LAS VEGAS-The timing couldn’t have been better for Nissan to unveil its 2018 Leaf electric car.
First, you had the hurricane in Texas that shut down the Gulf of Mexico gasoline refineries, resulting in a spike in at-the-pump prices across the continent. In Southern Ontario, that meant 30 more cents a litre.
Then Irma flattened Florida. As of this writing, most of that state is without power. We don’t often get hurricanes, but ice storms can create similar emergencies.
So, a Nissan Leaf would look good in your driveway right now, wouldn’t it? You’d never have to worry about gasoline prices again, and in a pinch, you could possibly use the power from your car to keep the fridge going.
The unveiling of the Leaf – the first “next-generation car” since Nissan introduced the first one in 2010 – came at Las Vegas’s Thomas & Mack Center 10 days ago and Jose Munoz, Chief Performance Officer and Chairman of Nissan North America, did the honours.
The instant the coverings were pulled off the cars – and there were three on the stage in front of a huge screen where, moments before, the global launch of the EV had been shown taking place in Tokyo with president and CEO Hiroto Saikawa front and centre — you knew that Nissan had, with reservations, a winner.

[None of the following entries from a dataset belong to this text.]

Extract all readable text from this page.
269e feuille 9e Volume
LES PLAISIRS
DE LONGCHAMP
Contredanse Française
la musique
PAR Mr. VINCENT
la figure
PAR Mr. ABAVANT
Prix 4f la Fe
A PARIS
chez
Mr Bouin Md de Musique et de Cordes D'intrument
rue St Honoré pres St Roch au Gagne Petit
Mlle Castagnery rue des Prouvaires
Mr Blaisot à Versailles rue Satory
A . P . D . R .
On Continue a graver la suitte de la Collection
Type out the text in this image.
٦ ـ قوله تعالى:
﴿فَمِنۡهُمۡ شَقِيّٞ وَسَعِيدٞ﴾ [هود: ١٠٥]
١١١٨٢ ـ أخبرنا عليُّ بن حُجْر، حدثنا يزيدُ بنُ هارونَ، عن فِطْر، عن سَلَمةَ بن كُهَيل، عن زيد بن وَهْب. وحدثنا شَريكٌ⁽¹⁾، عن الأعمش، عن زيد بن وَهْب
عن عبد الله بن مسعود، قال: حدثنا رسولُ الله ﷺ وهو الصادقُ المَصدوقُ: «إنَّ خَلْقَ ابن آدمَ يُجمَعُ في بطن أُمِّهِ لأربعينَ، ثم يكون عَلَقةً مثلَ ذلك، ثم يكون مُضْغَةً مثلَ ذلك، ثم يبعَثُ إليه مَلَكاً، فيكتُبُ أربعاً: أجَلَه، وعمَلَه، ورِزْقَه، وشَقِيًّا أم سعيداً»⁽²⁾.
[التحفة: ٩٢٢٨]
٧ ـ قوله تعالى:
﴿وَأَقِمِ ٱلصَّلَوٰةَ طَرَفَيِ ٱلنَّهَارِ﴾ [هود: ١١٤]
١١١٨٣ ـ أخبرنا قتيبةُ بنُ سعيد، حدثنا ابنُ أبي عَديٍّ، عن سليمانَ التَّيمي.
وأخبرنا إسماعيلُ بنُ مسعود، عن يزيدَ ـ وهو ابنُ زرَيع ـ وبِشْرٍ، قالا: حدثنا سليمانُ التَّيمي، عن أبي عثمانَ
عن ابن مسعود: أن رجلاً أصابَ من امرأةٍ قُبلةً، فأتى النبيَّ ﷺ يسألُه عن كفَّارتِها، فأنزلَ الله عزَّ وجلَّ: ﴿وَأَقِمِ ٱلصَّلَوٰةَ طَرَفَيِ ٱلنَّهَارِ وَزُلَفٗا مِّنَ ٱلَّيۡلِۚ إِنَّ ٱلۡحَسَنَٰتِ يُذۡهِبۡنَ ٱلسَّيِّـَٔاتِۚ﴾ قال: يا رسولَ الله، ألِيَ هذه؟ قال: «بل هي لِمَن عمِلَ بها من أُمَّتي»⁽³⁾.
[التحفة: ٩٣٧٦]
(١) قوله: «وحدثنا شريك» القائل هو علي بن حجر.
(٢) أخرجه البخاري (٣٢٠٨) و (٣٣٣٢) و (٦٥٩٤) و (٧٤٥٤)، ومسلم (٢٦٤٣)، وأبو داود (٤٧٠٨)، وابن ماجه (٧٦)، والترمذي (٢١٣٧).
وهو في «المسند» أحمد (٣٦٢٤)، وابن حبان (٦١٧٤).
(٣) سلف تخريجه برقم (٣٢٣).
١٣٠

And that is because of a very small but significant change in the design: instead of a chevron shape at the end of the roofline over top of the trunk (which, frankly, always said to me: “Hi, I’m an electric car and aren’t I special?”), the roofline now continues to swoop to a logical conclusion further along, which makes the car look aerodynamically superior to not only other EVs but many other cars, generally.